Optimally, the treatment of allergic conjunctivitis should be based on severity ( Table 4 ). For the patient with mild signs and symptoms, education can be helpful in managing the disease. Many of the lifestyle modification factors that benefit ocular allergy sufferers are applicable to allergy sufferers in general, including:
Allergen avoidance – avoid being outdoors during times when pollen counts are high
Avoidance of animal exposure for sensitive individuals
Hypoallergenic bedding
Washing sheets in hot water, which denatures allergenic proteins (i.e. those from dust mites)
Showering and shampooing at bedtime to remove allergens
Sunglasses, which serve as a barrier to airborne allergens
Avoidance of eye rubbing – rubbing can introduce allergens into the eye and/or cause the release of more inflammatory mediators
Eyelid cleansers – foam cleansers and wipes help to remove allergens from the lids and lashes
Cool compresses – help to alleviate ocular itching
When optimizing lifestyle factors proves inadequate, artificial tears can help rinse allergens from the ocular surface. Finally, topical antihistamines and/or mast cell stabilizers can be prescribed to provide symptom relief.
In addition to the above treatments, other prescription medications can be added or substituted for patients with moderate allergic conjunctivitis. Topical antihistamines/mast cell stabilizer agents provide dual actions to eliminate the signs and symptoms of ocular allergies. Corticosteroids can be added to the regimen administered in a brief pulse fashion during the acute phase. Avoid certain ophthalmic preservatives (i.e. benzalkonium choride) for patients who appear to be sensitive, particularly those suffering from chronic dry eye, as their ocular surface may already be compromised.
For patients with severe signs and symptoms, topical antihistamines/mast cell stabilizers in combination with a stronger corticosteroid may be warranted. Individuals in this group are candidates for referral/comanagement as their condition will require a more aggressive treatment approach. Immunomodulators, such as cyclosporine A, tacrolimus, and pimecrolimus inhibit calcineurin and can be used as replacement therapy for corticosteroids, when long-term therapy is required. Tacrolimus ointment has been reported to reduce inflammatory cells, particularly eosinophils, in conjunctival cytology samples taken from atopic blepharoconjunctivitis patients. Cyclosporine A has shown some benefit in patients with AKC and VKC. However, it should be noted that these are off-label, unapproved uses of the product. The most common adverse effect of topical cyclosporine A is burning.
Treatment strategies for PAC are similar to those for SAC. Corticosteroids are beneficial for the early phase of treatment as pulse therapy. Topical antihistamines/mast cell stabilizers are effective for maintenance therapy throughout the year. Patients taking topical or systemic antihistamines, who are prone to dry eye, should be monitored for worsening of their symptoms.
Allergen-specific immunotherapy (SIT) can be effective for patients with severe allergic conjunctivitis/rhinoconjunctivitis.
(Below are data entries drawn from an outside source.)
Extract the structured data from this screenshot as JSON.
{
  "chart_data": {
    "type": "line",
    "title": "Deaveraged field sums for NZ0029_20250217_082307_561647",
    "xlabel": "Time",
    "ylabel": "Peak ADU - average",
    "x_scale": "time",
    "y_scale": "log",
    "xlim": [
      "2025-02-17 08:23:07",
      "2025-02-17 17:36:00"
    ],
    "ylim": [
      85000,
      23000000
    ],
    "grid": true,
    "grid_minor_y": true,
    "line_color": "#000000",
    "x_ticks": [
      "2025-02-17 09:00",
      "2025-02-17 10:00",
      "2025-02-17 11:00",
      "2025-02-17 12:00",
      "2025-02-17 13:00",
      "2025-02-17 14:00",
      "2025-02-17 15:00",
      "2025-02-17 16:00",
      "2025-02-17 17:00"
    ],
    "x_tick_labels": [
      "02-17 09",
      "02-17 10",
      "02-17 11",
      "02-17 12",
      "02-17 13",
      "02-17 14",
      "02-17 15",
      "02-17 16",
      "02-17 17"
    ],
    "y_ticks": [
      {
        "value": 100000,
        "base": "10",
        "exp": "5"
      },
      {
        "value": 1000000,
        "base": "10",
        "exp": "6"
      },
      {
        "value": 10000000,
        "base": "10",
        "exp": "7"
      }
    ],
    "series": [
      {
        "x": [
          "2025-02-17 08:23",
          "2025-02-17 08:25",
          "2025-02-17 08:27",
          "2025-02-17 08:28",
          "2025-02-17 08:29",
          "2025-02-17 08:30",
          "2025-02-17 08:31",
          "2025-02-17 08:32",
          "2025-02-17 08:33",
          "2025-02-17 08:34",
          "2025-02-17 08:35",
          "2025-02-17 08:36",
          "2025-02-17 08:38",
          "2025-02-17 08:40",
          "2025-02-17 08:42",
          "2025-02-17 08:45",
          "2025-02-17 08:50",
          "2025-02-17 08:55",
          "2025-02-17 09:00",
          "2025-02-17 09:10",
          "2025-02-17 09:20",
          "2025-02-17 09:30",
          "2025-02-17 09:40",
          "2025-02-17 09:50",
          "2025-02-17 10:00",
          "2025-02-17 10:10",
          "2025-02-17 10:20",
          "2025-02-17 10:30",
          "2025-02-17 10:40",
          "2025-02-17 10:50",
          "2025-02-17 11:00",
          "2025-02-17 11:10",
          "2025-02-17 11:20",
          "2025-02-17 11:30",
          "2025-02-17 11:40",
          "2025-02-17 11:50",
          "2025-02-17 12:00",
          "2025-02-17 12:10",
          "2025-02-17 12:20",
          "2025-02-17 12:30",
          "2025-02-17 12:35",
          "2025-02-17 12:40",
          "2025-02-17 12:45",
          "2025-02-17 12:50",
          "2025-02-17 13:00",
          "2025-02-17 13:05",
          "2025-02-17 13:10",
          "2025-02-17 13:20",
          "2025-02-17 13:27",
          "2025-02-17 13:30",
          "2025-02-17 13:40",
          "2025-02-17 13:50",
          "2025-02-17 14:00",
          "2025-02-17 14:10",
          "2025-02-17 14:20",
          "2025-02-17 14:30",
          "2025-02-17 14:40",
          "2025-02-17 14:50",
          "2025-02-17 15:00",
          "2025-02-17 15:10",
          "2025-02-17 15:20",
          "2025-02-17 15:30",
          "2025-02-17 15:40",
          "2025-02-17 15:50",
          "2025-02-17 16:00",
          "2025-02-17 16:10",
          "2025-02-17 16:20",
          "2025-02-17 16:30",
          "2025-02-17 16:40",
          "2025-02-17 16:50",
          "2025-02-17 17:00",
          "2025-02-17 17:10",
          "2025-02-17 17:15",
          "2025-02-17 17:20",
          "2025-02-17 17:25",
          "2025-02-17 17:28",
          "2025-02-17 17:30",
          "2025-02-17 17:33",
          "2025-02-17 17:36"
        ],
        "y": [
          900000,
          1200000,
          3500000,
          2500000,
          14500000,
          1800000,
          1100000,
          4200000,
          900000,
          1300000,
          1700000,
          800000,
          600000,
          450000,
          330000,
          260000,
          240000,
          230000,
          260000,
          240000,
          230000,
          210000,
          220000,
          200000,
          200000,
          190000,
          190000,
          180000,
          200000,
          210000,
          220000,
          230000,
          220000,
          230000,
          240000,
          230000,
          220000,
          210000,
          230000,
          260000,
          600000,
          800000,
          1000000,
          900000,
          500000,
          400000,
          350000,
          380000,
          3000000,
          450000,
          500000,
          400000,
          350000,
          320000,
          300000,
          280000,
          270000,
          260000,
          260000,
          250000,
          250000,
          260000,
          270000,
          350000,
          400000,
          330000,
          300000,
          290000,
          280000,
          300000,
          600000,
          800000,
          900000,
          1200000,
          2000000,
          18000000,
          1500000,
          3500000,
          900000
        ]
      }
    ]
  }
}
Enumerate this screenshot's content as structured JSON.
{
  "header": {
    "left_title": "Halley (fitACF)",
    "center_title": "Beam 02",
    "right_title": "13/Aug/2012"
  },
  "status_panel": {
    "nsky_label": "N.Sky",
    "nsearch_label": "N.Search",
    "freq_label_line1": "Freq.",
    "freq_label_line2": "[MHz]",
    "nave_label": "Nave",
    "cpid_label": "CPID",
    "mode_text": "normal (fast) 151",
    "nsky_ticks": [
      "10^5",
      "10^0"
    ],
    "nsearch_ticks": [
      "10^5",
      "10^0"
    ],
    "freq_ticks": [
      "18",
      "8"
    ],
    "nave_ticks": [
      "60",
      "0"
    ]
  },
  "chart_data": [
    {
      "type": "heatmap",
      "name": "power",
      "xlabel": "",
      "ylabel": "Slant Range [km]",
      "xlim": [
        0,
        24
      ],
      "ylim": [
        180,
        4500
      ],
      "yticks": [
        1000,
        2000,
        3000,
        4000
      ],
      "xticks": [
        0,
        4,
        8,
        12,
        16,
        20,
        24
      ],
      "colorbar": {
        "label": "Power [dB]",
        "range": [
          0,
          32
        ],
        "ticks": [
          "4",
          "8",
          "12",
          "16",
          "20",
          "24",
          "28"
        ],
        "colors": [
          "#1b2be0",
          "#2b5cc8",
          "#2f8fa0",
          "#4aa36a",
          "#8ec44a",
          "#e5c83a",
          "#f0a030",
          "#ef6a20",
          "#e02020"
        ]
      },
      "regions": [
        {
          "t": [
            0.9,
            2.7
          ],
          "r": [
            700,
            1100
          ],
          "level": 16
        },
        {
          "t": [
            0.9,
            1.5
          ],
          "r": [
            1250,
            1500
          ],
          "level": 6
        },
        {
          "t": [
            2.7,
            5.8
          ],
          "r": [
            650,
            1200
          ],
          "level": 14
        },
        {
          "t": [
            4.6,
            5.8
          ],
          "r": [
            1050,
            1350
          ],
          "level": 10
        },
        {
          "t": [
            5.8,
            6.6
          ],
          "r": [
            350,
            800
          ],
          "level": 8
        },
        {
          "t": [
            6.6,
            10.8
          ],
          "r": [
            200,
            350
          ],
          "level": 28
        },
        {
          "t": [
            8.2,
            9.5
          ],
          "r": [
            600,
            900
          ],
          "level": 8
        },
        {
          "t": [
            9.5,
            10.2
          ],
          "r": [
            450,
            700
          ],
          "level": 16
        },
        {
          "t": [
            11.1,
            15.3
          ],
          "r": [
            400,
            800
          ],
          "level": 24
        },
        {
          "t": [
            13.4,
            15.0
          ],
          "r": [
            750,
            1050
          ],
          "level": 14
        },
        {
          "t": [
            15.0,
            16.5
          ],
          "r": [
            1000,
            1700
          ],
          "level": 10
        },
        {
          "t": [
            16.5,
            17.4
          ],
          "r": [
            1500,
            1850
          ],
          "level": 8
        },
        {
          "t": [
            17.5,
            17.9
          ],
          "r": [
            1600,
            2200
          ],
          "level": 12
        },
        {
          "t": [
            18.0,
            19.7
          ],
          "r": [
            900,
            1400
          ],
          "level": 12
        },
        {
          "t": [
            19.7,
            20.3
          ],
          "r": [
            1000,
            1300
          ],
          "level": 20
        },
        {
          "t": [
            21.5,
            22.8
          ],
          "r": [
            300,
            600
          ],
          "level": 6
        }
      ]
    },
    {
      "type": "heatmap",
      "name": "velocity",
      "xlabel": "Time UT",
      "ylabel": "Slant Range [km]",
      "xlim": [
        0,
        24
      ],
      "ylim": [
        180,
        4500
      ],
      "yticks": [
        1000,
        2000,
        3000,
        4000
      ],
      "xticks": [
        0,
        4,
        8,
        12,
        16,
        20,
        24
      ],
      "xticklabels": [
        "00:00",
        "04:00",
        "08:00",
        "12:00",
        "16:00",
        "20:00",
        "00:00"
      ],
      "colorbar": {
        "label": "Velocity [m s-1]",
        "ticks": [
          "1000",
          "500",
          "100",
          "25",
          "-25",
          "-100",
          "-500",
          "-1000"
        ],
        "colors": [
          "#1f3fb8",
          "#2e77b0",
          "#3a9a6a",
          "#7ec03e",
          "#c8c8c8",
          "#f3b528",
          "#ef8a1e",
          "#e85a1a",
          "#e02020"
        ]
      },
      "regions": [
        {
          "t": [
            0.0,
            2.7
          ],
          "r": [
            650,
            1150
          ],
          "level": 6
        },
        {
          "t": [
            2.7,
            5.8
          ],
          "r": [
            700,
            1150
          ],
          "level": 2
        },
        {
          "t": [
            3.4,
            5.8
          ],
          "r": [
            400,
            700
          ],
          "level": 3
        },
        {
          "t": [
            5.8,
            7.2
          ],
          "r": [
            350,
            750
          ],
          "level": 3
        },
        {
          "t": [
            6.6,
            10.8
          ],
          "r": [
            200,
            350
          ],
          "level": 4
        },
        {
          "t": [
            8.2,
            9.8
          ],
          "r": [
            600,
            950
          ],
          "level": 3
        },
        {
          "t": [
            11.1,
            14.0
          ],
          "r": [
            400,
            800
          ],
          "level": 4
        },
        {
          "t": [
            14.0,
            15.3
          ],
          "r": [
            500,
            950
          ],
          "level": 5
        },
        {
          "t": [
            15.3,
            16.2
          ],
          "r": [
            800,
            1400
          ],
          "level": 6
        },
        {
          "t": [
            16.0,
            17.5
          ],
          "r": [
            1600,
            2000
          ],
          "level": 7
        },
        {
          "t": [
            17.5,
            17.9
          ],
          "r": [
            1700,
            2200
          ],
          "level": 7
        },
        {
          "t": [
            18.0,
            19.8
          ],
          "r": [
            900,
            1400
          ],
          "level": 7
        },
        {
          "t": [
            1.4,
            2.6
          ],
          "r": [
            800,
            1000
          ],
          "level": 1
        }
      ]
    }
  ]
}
Increasing doses of the allergen are administered by the subcutaneous immunotherapy (SCIT) or sublingual immunotherapy route to achieve hyposensitization. Side-effects, including anaphylaxis, are known to occur with this form of therapy. SIT requires a long-term commitment from the patient and/or caregiver in terms of time (i.e. SCIT requires monthly injections for 3 years) and expense. This may not be practical for the SAC patient who does not suffer from other comorbidities.